1999 SL600 V12 Powerplant (similar to 1993 - 2002). click to enlarge.
Wow, I could have had a V-12! Every SL500 owner with a pulse lusts after the V12 SL600 made from 1993 through today.
I got my 1997 SL500 back when I actually drove it and considered the V8 more practical than the V12. Today I drive my museum piece so little I thought I'd rather have the V12 if I could go back in time, even though they don't really feel any different to drive.
Therefore I couldn't resist a newspaper ad for a 1999 SL600 in the same colors as my SL500! I checked it out as a potential replacement for my SL500.
Comparison Table: SL500 vs. SL600
Compared to the SL500
The SL600 includes probably everything that may have been optional for the SL500, like dashboard-adjustable shocks and ride height control, CD changer and xenon lights.
The SL600 doors and dash are covered in leather, not MB-Tex. Newer SL600s smell like a lot of leather!
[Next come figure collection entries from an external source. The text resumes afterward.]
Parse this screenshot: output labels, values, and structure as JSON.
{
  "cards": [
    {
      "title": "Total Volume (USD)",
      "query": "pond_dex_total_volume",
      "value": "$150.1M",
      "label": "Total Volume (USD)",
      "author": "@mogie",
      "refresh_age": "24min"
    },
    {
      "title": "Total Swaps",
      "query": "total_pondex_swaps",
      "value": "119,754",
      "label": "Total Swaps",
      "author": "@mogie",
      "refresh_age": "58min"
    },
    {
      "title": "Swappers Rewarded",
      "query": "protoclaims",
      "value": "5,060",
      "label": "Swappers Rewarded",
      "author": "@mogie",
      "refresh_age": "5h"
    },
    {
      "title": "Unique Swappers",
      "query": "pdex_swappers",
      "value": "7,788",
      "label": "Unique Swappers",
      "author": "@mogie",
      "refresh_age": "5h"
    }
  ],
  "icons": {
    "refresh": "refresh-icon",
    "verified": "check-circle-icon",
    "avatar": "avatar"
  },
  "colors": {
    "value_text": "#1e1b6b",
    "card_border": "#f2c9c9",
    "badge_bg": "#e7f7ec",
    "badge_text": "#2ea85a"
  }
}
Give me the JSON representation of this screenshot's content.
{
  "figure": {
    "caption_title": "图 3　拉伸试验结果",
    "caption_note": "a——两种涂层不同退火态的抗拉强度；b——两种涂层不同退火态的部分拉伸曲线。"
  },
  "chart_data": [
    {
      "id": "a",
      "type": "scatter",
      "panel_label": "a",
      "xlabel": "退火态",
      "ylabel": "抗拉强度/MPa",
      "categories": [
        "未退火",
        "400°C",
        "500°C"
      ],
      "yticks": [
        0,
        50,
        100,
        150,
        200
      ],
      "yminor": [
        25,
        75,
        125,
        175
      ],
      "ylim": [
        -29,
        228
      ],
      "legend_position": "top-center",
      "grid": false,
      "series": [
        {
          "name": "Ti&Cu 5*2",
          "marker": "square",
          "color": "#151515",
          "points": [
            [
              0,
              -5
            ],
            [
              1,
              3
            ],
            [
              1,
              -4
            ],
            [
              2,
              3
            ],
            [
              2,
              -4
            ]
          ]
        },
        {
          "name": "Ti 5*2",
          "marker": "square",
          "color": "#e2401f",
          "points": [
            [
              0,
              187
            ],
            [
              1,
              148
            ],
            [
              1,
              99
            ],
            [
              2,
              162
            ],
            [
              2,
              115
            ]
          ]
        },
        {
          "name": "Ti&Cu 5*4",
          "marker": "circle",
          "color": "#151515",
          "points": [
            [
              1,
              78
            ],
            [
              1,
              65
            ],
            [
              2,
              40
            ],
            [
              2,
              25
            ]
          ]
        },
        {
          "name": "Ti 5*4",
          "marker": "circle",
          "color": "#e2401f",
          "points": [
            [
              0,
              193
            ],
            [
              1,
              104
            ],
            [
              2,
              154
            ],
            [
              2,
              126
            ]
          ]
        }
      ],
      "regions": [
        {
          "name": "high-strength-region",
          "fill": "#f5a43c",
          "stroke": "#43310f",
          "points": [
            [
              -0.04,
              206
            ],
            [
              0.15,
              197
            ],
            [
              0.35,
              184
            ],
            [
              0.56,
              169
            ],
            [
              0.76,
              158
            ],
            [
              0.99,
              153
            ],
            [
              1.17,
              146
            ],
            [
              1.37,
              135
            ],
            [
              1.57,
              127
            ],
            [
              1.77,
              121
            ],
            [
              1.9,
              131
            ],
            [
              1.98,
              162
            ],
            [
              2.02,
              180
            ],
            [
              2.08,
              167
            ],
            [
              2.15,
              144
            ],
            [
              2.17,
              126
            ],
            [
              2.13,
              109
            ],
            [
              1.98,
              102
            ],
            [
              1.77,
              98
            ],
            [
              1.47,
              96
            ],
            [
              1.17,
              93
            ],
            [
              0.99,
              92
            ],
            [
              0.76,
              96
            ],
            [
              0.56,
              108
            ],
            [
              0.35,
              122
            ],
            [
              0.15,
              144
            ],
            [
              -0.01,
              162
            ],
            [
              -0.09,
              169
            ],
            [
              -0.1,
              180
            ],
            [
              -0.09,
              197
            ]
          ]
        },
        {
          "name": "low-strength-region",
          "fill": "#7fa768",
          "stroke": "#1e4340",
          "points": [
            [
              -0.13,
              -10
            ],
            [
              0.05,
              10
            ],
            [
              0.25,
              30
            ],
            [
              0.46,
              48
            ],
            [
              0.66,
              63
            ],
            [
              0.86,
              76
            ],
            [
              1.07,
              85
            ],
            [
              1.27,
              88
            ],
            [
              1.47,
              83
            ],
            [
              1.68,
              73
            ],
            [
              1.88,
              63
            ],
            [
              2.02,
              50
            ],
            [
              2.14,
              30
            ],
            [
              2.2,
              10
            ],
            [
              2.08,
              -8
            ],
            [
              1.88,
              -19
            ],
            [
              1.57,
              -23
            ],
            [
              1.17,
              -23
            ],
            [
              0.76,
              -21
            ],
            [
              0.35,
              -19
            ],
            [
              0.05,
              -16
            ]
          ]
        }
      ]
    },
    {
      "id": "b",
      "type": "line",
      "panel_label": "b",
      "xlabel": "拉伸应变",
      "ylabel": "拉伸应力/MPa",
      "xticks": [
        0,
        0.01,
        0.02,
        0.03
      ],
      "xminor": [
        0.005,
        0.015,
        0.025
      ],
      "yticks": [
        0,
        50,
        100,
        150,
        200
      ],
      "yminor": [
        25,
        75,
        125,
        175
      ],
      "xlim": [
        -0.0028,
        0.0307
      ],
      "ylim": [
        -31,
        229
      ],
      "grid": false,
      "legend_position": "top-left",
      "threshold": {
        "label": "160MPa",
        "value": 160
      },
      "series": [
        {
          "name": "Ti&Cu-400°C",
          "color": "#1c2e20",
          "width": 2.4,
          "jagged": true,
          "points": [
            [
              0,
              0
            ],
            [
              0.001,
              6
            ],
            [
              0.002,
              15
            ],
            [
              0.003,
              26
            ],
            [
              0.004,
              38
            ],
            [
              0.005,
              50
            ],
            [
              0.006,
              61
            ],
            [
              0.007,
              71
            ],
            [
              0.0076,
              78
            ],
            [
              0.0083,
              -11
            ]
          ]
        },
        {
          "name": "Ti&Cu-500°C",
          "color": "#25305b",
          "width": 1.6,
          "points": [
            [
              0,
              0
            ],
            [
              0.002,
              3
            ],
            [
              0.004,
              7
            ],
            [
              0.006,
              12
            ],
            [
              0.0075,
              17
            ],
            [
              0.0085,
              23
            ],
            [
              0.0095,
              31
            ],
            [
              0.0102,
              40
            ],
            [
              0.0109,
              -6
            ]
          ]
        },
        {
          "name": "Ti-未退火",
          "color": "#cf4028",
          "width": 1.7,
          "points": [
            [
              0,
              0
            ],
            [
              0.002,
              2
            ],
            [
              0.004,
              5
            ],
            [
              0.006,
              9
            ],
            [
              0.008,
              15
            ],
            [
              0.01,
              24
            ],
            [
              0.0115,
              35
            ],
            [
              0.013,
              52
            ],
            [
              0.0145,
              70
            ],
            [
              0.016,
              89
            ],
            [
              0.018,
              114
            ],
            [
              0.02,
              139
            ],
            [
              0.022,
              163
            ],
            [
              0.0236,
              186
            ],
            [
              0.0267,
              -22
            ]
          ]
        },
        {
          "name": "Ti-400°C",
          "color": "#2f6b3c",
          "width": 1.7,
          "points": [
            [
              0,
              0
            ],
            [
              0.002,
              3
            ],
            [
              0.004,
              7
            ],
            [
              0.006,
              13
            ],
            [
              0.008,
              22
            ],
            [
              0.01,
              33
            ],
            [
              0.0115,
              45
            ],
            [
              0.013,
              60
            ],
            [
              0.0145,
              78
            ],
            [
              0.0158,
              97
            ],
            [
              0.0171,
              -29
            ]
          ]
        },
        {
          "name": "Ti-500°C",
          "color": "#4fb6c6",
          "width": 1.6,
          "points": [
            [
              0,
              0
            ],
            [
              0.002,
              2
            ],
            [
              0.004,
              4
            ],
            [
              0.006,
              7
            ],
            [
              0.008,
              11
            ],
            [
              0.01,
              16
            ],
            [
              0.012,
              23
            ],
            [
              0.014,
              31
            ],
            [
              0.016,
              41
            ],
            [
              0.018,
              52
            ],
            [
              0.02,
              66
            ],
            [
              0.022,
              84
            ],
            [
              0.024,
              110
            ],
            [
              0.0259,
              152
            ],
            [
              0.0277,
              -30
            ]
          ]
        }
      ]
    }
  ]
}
My 1997 fog lights are conventional reflector-lens designs. The 1999 SL600 I saw had combination reflector-refractive fog lights in the same positions.
I'm unsure where the two extra inches in length lies in the SL600.
The seat leather of a 1999 SL600 seems softer and more delicate than my 1997 SL500. The SL600 leather seems to stick me in the seat better; I put sheepskins on my SL500 to keep me from sliding around.
Everyone agrees that it costs about twice as much as an SL500 to service. Parts are scarcer, and of course the huge engine uses about 10.5 quarts of expensive oil compared to smaller engines.
I was concerned back when I used to drive other cars 30,000 miles a year, but now that I drive my SL only 3,000 miles a year I wouldn't worry about it. You get an SL600 to enjoy, not to worry about costs.
The good news is I've never heard about any reliability issues with the V12, not that I would with a car this rare. Everything I've heard is that these are bulletproof engines very happy to be driven hard everyday. The V12 is exactly double the engine of most family sedans with the same weight, so the V12 is never working very hard even at 120 MPH.
I average about 17 MPG in my SL500. Ben says he gets about 14 - 15 MPG in his V12. As V12s go it gets fantastic fuel economy due to the transmission's tall overdrive and overall efficient design.
Oddly the SL500 and SL600 are pretty similar.
Both are silent runners. The 1999+ models have slightly louder exhausts, thus I think the V12 made a little more noise then my 1997 V8 based on model year rather than engine.
Both are big, heavy, sold, powerful cars that feel pretty similar. I'm unsure of the gear ratios: axle ratio on both is rated 2.65:1, but top gear seemed taller with the SL600 running about 75 MPH at 2,000 RPM vs my SL500's 65 MPH at 2,000 RPM. Lower gears seemed the same with 2/3 shift coming at 75 MPH on both.
They both pull about the same as born out in similar 0 - 60 ratings. The biggest difference is at part-throttle mid-RPMs at which the V12 pulls harder. If you floor either of them you get a similar result, with both of them downshifting and spinning towards redline pretty darn quick.
So why didn't I buy this SL600?
The two cars are so similar it didn't make sense for me to go through the efforts of buying and selling. If you don't already have an SL I'd give this one a look. Also Ben's honest that his isn't a museum piece (for which I was hoping) and has double the miles that mine does. He's also asking less than I would. That's why I mention that it's for sale if anyone's looking. It's better than used most SLs I saw for sale when I was shopping and Ben tells me it's even covered by Mercedes' Starmark extended warranty!
I prefer the Java tan leather and light chestnut wood interior colors of this SL600 over the similar colors of the Parchment tan leather with darker wood of my SL500.
This was for sale in November 2005 by Ben at (760) 613-5360 in northern San Diego, California. It had 52,000 miles on it and he was asking $34,000.
SL600 Variation by Model Year
The great news is that this magnificent V12 engine was never downgraded as the V8s were in 1999. The V12 was always a quad cam, 4-valve per cylinder 48 valve engine. Only in 2003 did it go down to 3 valves, but since two turbochargers were added no one is complaining.
The rest of the body and other features are the same as the other SLs, although of course the SL600 includes just about everything standard that may have been optional on the SL500 or SL320.